I had cause recently to further reflect on this question myself, having been approached to run a four hour conference master class. Of course I wanted to assist – the brief of introducing women to, and empowering women through, good governance definitely a topic I am experienced in and passionate about – I saw this as a great opportunity. However in the cold light of day, there were a few challenges.
Firstly, there was no suggestion of payment for my services (despite the fact that the conference was separately charging for this masterclass). The proactive lack of such an offer disappointing. When I plucked up the courage to query any available budget with the organiser, I was offered a token gesture. In addition, my suggestion of a minimum attendance number, in order to effectively run the masterclass, was dismissed.
Following much deliberation, I reluctantly declined the offer to be involved.
Now I am not unfamiliar with the need to, and the process around, charging for one’s time –for over 20 years recording and charging my time as a lawyer in six-minute units and managing budgets. So I find it intriguing that I was initially challenged in seeking a fee in this instance, questioning whether I was taking the right approach in walking away. The disturbing reflection is however, that this situation is not one in isolation, with regular conversations taking place amongst women around the fact that they are not charging what they are worth, or are not charging at all! So why is this?
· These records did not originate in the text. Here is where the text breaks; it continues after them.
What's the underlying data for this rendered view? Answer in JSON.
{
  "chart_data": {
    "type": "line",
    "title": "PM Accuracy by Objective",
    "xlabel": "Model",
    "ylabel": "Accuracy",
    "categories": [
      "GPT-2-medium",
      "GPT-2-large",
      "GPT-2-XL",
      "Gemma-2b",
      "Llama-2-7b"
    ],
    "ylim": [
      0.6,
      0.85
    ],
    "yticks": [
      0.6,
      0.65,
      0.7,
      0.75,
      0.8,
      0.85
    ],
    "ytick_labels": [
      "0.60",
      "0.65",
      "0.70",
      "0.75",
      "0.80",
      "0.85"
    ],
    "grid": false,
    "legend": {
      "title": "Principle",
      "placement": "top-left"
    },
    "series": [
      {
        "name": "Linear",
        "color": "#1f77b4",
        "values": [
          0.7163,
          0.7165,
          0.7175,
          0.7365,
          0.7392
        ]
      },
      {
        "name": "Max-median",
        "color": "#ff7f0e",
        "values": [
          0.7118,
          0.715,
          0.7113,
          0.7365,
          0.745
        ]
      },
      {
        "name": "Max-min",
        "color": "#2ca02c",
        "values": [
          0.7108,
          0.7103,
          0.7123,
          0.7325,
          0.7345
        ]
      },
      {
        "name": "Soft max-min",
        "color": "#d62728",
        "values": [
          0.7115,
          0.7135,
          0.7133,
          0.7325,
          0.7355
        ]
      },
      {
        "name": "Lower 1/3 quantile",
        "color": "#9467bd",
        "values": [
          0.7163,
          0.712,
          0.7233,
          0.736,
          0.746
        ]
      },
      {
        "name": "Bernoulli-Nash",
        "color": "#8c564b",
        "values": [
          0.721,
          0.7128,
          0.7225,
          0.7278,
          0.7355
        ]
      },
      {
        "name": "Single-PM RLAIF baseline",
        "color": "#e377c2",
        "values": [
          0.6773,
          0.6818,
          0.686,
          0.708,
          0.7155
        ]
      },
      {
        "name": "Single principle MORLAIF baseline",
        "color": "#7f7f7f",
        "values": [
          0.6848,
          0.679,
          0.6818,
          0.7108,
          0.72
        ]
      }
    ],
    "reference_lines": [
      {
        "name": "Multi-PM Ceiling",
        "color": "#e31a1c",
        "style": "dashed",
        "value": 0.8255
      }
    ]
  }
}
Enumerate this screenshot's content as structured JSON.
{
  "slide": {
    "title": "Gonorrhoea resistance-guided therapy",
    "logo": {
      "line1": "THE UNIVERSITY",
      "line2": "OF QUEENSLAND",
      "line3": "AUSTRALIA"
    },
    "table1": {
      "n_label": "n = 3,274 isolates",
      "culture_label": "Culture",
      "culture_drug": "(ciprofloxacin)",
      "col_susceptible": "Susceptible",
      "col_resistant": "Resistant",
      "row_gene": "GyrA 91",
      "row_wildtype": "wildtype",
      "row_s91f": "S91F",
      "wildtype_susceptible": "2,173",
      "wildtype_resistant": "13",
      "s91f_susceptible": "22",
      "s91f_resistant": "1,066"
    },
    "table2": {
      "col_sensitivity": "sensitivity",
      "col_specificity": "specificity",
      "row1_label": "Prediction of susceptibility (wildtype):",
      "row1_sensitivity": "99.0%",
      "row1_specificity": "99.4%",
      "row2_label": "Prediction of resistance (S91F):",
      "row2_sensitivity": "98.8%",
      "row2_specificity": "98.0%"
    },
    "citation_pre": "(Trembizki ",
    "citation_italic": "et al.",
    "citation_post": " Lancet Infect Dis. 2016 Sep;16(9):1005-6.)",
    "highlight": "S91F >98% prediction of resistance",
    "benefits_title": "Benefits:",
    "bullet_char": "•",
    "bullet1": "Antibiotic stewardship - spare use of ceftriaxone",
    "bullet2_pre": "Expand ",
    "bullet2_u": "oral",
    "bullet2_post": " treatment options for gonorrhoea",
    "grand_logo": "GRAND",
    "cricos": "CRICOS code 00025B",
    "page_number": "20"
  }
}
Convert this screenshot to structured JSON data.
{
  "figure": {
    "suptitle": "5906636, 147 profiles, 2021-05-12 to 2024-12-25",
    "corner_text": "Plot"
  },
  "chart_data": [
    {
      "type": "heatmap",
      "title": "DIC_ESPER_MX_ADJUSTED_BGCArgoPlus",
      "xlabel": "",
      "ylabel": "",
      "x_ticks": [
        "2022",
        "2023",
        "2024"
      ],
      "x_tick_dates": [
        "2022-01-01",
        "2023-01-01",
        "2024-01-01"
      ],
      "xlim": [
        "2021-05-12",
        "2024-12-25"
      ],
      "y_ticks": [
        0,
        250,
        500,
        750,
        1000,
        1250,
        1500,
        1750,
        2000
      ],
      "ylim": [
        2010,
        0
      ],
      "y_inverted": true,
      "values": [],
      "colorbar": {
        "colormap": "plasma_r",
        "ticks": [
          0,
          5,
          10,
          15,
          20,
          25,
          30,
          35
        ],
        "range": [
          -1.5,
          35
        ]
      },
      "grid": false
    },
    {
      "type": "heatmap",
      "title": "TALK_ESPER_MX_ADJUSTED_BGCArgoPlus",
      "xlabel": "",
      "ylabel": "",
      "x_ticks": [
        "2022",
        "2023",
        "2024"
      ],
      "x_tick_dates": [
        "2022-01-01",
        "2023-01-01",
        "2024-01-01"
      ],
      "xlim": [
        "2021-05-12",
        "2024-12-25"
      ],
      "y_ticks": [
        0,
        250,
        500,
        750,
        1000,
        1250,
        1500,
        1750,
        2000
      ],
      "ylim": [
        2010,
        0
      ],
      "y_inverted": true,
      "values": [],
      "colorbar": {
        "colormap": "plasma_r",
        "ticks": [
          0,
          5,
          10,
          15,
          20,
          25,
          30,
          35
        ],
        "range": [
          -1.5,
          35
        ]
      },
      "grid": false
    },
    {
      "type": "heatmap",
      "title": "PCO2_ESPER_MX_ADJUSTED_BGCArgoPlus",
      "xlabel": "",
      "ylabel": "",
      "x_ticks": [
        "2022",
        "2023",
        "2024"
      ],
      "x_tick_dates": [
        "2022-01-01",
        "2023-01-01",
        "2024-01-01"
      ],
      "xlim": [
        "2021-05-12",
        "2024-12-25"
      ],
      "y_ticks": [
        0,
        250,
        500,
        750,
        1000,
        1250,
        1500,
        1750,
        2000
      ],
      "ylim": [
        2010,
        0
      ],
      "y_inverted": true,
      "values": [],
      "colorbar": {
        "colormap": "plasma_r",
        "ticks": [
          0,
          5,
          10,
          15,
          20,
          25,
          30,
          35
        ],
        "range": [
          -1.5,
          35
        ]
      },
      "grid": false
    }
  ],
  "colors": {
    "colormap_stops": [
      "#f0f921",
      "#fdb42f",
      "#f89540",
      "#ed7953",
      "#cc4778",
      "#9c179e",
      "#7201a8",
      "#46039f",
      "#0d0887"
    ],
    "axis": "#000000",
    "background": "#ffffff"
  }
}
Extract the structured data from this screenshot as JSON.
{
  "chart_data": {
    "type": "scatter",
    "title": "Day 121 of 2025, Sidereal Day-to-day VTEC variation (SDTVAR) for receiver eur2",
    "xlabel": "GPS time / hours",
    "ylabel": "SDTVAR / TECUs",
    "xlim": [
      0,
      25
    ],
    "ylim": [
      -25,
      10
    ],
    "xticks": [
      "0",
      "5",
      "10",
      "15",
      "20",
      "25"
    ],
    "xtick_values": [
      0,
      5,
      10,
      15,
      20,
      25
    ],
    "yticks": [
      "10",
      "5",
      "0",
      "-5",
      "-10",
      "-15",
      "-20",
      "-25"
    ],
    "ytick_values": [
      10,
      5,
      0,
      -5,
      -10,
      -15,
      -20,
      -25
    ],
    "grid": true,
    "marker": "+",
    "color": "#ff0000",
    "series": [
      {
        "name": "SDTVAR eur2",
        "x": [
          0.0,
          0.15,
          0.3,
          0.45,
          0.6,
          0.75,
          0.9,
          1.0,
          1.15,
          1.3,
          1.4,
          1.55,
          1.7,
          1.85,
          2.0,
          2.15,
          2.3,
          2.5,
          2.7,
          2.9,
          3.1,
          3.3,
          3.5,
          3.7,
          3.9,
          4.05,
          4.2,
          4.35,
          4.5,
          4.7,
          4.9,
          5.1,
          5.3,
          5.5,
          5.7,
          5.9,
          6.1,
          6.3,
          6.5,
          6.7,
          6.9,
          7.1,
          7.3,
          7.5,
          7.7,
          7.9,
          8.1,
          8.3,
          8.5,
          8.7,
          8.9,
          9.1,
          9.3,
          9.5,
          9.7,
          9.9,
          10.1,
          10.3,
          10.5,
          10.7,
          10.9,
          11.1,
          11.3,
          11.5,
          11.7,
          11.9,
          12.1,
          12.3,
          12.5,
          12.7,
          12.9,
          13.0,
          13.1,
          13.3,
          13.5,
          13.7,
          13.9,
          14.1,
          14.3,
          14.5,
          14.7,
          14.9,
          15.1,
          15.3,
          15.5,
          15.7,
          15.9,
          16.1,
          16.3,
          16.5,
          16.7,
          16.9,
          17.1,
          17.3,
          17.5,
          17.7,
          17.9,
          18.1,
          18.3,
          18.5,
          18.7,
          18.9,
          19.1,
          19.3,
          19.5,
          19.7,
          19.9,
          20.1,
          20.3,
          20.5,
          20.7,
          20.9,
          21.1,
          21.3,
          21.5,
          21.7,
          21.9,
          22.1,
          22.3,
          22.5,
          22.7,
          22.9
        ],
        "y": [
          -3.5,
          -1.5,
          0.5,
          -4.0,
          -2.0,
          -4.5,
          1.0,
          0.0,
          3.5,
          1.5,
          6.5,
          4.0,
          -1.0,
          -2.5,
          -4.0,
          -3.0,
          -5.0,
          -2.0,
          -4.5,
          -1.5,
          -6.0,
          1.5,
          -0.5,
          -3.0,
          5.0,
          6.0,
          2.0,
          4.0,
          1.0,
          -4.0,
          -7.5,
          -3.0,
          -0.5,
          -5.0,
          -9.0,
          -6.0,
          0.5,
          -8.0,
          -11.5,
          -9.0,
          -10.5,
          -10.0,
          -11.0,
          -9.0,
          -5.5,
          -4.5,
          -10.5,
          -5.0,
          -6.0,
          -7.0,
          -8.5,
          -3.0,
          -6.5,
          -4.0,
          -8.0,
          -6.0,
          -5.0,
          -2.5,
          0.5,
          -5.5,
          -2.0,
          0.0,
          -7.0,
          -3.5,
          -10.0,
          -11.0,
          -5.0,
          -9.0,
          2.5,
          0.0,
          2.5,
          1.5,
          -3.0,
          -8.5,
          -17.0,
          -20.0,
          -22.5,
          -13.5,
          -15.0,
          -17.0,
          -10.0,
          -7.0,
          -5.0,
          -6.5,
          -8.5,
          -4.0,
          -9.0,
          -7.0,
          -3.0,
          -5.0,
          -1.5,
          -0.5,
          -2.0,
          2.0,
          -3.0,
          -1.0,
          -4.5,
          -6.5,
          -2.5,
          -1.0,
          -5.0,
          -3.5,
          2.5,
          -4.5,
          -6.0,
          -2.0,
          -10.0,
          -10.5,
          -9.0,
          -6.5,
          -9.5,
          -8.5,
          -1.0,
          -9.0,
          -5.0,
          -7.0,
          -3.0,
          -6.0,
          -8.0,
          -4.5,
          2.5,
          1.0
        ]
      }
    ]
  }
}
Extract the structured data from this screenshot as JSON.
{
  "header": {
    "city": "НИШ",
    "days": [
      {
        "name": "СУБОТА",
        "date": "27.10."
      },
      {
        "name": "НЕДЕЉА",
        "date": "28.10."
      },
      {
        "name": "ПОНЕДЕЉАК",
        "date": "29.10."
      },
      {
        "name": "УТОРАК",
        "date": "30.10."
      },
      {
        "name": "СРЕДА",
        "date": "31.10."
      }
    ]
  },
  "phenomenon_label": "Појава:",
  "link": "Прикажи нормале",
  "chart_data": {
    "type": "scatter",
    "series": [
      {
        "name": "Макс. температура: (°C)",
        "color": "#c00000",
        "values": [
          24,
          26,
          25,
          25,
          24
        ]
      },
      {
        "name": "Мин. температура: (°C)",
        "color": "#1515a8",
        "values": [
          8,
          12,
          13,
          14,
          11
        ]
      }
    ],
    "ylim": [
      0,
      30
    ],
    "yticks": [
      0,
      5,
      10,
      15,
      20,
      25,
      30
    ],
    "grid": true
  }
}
While I don’t profess to have all the answers, my own reflection and discussions with others has identified the following reasons women may find it difficult to charge their worth:
- our empathy and desire to help can often result in us giving away our time for free;
- we feel validated in knowing we are wanted and that we can add value;
- we want to pursue what we love doing, even if this means doing it for free;
- there can be ambiguity in what we do for our work and what we do for community;
- we want to be seen as a team player and saying no may make us feel uncooperative;
- we can avoid focusing on the numbers – crystalising what our time is worth and what it costs us to provide a service.
- So what can we do to get better at charging our worth, at all times:
- Be clear as to what you bring to the table;
- Identify the value of this – know what your time and expertise is worth;
- Identify, and act on, any limiting beliefs that prevent you from asking for what you deserve;
- Develop clear boundaries;
- Build your confidence in accepting your value;
Practice saying no, with kindness and respect.
We need to support and encourage each other to know our worth and to charge appropriately for it – questioning organisations that ask a woman to speak or provide a service for free. After all, the clearest way to show someone they are valued is to pay them, and pay them well.
Remember that whether we charge or give away our time or service, the value remains the same. If we choose to do something for free, we should ensure the recipient appreciates the value they are receiving.
If we are going to build sustainable businesses we need to overcome the obstacle of not charging what we are worth – recognising how each of our choices impacts our ultimate success.
Let’s head into 2024 with confidence – remembering, we only get what we have the courage to ask for!